Wednesday, 20 October 2010

Machiavelli and the state

Machiavelli and the state
See here for a really comprehensive site.

Machiavelli was so shocking to contemporaries because he was not interested in questions of political legitimacy or even morality. He made no distinction between authority and power and asserted that whoever has the power has the right to command. The Prince arose out of his direct experience of Florentine government and was intended as a manual for the ruler who wished to maintain his power and the safety of the state.

As the legitimacy of law rests entirely upon the threat of coercive force. Machiavelli concluded that it is better for the ruler to be feared than loved.

One can say this in general of men: they are ungrateful, disloyal, insincere and deceitful, timid of danger and avid of profit…. Love is a bond of obligation which these miserable creatures break whenever it suits them to do so; but fear holds them fast by a dread of punishment that never passes.
Machiavelli argues that ruler who lives by his rights alone will never succeed, because in the amoral world of politics those who prefer power to authority are more likely to succeed.
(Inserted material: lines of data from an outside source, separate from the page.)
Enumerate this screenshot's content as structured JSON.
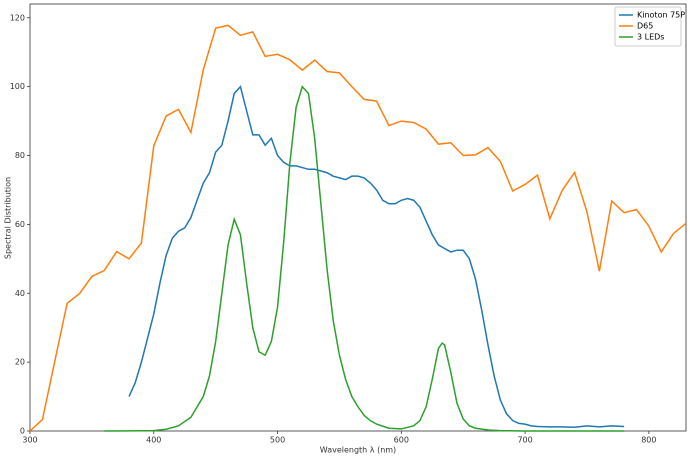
{
  "chart_data": {
    "type": "line",
    "xlabel": "Wavelength λ (nm)",
    "ylabel": "Spectral Distribution",
    "xlim": [
      300,
      830
    ],
    "ylim": [
      0,
      124
    ],
    "xticks": [
      300,
      400,
      500,
      600,
      700,
      800
    ],
    "yticks": [
      0,
      20,
      40,
      60,
      80,
      100,
      120
    ],
    "grid": false,
    "legend": "upper right",
    "series": [
      {
        "name": "Kinoton 75P",
        "color": "#1f77b4",
        "x": [
          380,
          385,
          390,
          395,
          400,
          405,
          410,
          415,
          420,
          425,
          430,
          435,
          440,
          445,
          450,
          455,
          460,
          465,
          470,
          475,
          480,
          485,
          490,
          495,
          500,
          505,
          510,
          515,
          520,
          525,
          530,
          535,
          540,
          545,
          550,
          555,
          560,
          565,
          570,
          575,
          580,
          585,
          590,
          595,
          600,
          605,
          610,
          615,
          620,
          625,
          630,
          635,
          640,
          645,
          650,
          655,
          660,
          665,
          670,
          675,
          680,
          685,
          690,
          695,
          700,
          705,
          710,
          720,
          730,
          740,
          750,
          760,
          770,
          780
        ],
        "values": [
          10,
          14,
          20,
          27,
          34,
          43,
          51,
          56,
          58,
          59,
          62,
          67,
          72,
          75,
          81,
          83,
          90,
          98,
          100,
          93,
          86,
          86,
          83,
          85,
          80,
          78,
          77,
          77,
          76.5,
          76,
          76,
          75.5,
          75,
          74,
          73.5,
          73,
          74,
          74,
          73.5,
          72,
          70,
          67,
          66,
          66,
          67,
          67.5,
          67,
          65,
          61,
          57,
          54,
          53,
          52,
          52.5,
          52.5,
          50,
          44,
          35,
          25,
          16,
          9,
          5,
          3,
          2.2,
          2,
          1.5,
          1.3,
          1.2,
          1.2,
          1.1,
          1.5,
          1.2,
          1.5,
          1.3
        ]
      },
      {
        "name": "D65",
        "color": "#ff7f0e",
        "x": [
          300,
          310,
          320,
          330,
          340,
          350,
          360,
          370,
          380,
          390,
          400,
          410,
          420,
          430,
          440,
          450,
          460,
          470,
          480,
          490,
          500,
          510,
          520,
          530,
          540,
          550,
          560,
          570,
          580,
          590,
          600,
          610,
          620,
          630,
          640,
          650,
          660,
          670,
          680,
          690,
          700,
          710,
          720,
          730,
          740,
          750,
          760,
          770,
          780,
          790,
          800,
          810,
          820,
          830
        ],
        "values": [
          0.03,
          3.3,
          20.2,
          37.1,
          39.9,
          44.9,
          46.6,
          52.1,
          50.0,
          54.6,
          82.8,
          91.5,
          93.4,
          86.7,
          104.9,
          117.0,
          117.8,
          114.9,
          115.9,
          108.8,
          109.4,
          107.8,
          104.8,
          107.7,
          104.4,
          104.0,
          100.0,
          96.3,
          95.8,
          88.7,
          90.0,
          89.6,
          87.7,
          83.3,
          83.7,
          80.0,
          80.2,
          82.3,
          78.3,
          69.7,
          71.6,
          74.3,
          61.6,
          69.9,
          75.1,
          63.6,
          46.4,
          66.8,
          63.4,
          64.3,
          59.5,
          52.0,
          57.4,
          60.3
        ]
      },
      {
        "name": "3 LEDs",
        "color": "#2ca02c",
        "x": [
          360,
          400,
          410,
          420,
          430,
          440,
          445,
          450,
          455,
          460,
          465,
          470,
          475,
          480,
          485,
          490,
          495,
          500,
          505,
          510,
          515,
          520,
          525,
          530,
          535,
          540,
          545,
          550,
          555,
          560,
          565,
          570,
          575,
          580,
          590,
          600,
          610,
          615,
          620,
          625,
          630,
          633,
          635,
          640,
          645,
          650,
          655,
          660,
          670,
          680,
          700,
          780
        ],
        "values": [
          0,
          0.1,
          0.5,
          1.5,
          4,
          10,
          16,
          26,
          40,
          54,
          61.5,
          57,
          43,
          30,
          23,
          22,
          26,
          36,
          55,
          78,
          94,
          100,
          98,
          85,
          66,
          47,
          32,
          22,
          15,
          10,
          7,
          4.5,
          3,
          2,
          0.8,
          0.6,
          1.5,
          3,
          7,
          15,
          24,
          25.5,
          25,
          17,
          8,
          3.5,
          1.5,
          0.8,
          0.3,
          0.1,
          0,
          0
        ]
      }
    ]
  }
}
In order to achieve obedience, the successful ruler needs to be trained in the art of politics.
One of his key worlds is virtù, which is not the same as the English ‘virtue’. Virtù means the qualities necessary to be a successful ruler. That ruler is best suited for office, on Machiavelli's account, who is capable of varying his conduct from good to evil and back again ‘as fortune and circumstances dictate’. The ruler of virtù is bound to be competent in the application of power.

Another key term is Fortuna. To Machiavelli, Fortuna is a malevolent goddess, responsible for the ills of the world. This makes him a determinist, because a man can only resist her if he is sufficiently prepared by virtù and wisdom. She is a woman who needs to be kept in order. (You will have gathered that Machiavelli was not a politically correct writer.)

Did Machiavelli have a coherent theory of the state? Certainly, the term lo stato appears widely in his writings, but it is seen simply as a princely possession. Machiavelli ehad no concept of a stable constitutional regime or of the principles of representative government.

A famously shocked reaction to Machiavelli's amorality came from the Englishman, Reginald Pole (1500-58):
I found this type of book to be written by an enemy of the human race. It explains every means whereby religion, justice and any inclination toward virtue could be destroyed.
By the end of the sixteenth century he had become a stage villain - 'Old Nick' - appearing, for example in Marlowe's Jew of Malta. Yet there are those who see him as the greatest political thinker between Plato and Marx.